Before turning to the 2009 Federal Judgeship Act, we note a rare instance of agreement between the Committee for Justice’s Curt Levey and Nan Aron of the Alliance for Justice. Saturday’s National Journal Magazine
“Regardless of whose seat is being filled, advocates on both ends of the ideological spectrum predict a bruising fight if a [Supreme Court] vacancy occurs next year. ‘It will be a big battle for a number of reasons,’ said Curt Levey … ‘One is just the very fact that it is an election year. Two is that when the president was at the height of his popularity, Republicans were only willing to fight so hard on Sotomayor.’ … Nan Aron, president of the liberal Alliance for Justice, contends that ‘Judging from the way in which Republicans are treating the president's nominees so far, they will mount an all-out battle to defeat whomever is sent to the Senate by the president.’”
Now on to the Judgeship Act (S.1653 & H.R.3662), which is being pushed by Sen. Patrick Leahy and was the subject of recent hearings
in his Judiciary Committee. The bill would create more than sixty new federal judgeships, a dozen of them on the U.S. Courts of Appeal, which serve as the final word on most legal issues. Each new judgeship would costs the nation about a million dollars a year in salary, rent, security, clerks, and the like.
In an editorial on Monday, the Wall Street Journal
noted the crass partisanship and hypocrisy behind the bill. An earlier version of the bill in the last Congress had bipartisan support because the new judgeships were explicitly delayed until after an intervening presidential election and inauguration, thus favoring neither party. In contrast, the 60-plus new vacancies created by Leahy’s bill and its House equivalent could all be filled immediately by President Obama. The large Democratic majority in the Senate would then rubber stamp virtually all of Obama’s 60-plus picks.

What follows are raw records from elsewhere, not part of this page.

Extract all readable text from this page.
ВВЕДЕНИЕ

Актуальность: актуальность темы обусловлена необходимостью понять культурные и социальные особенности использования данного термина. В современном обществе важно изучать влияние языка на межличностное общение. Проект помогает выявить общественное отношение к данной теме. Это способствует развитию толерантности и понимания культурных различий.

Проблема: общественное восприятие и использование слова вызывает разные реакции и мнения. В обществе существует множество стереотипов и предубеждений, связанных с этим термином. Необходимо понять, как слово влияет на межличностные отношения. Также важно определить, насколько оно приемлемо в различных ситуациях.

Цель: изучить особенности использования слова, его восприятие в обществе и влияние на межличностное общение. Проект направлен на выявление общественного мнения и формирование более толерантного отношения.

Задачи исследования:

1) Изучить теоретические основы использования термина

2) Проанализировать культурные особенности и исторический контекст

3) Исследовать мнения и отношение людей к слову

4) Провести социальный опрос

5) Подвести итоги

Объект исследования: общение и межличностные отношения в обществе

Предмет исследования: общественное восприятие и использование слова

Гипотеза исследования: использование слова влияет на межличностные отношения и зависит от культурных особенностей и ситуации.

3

Lest anyone imagine that Sen. Leahy and the Democrats are motivated by a real judge shortage requiring immediate action – rather than by a desire to pack the courts – the Journal
points out that President Obama has named only 16 nominees to fill the 94 current vacancies on the federal bench. And even if 94 vacancies were deemed to be a problem, how would creating more vacancies address the problem? Finally, many of the 94 vacancies exist only because Sen. Leahy denied hearings and votes to so many of President Bush’s judicial nominees in the last Congress.
The only fair thing to do is to amend the proposed Judgeship Act to delay the creation of new judgeships until after the next presidential election / inauguration, as in the previous version of the bill. That would not only make the bill’s effects non-partisan, but would also depoliticize the determination of how many new judgeships are needed and where they’re needed. Unfortunately, Chairman Leahy has already announced that he is “unmoved” by requests that the bill be made less partisan and political. Absent a change in Leahy’s position – unlikely given his long history of hyper-partisanship – we agree with the Wall Street Journal
that “Republicans should do everything in their power to stop” the bill. On the judges front, there is no more important priority for Senate and House Republicans.
However, we note that the ultimate responsibility for saying no to this partisan bill lies with President Obama, who was elected on a promise to transcend partisanship. The President claims to have tried to keep that promise on a variety of issues, but no such claim regarding the judiciary will be plausible if Obama supports a judgeship bill that allows him to fill every one of the 60-plus new seats on the bench. That’s about as self-serving as Congress voting itself an immediate pay raise, which is forbidden by the 27th Amendment. The President can ensure that he is never asked to sign such a court-packing scheme by signaling immediately to Leahy and House Democrats that he wants a bipartisan judgeship bill.
The last time a president and Congress of the same party got together to create a partisan windfall of new judgeships, Jimmy Carter was President. The result included ten new seats on the Court of Appeals for the Ninth Circuit. With a Democrat-controlled Senate willing to rubber stamp Carter’s judicial picks, the Ninth Circuit took a turn to the far left. It remains there to this day, illustrating a potential for abuse that is sure to be exploited if Leahy’s partisan bill becomes law.
If President Obama is genuinely worried about there being too few judges on the federal bench, he has the opportunity to fill some vacancies in a hurry by nominating attorneys who have already been vetted both privately and publicly and who are guaranteed to get broad bipartisan support and quick confirmation. In the first year of his Administration, George W. Bush successfully nominated two former Clinton nominees – Roger Gregory and Barrington Parker – to the appeals courts in an effort to set a bipartisan tone. There’s no reason why Obama shouldn’t seize the opportunity for quick confirmations by duplicating President Bush’s gesture and renominating some of the unconfirmed Bush nominees stonewalled by Sen. Leahy.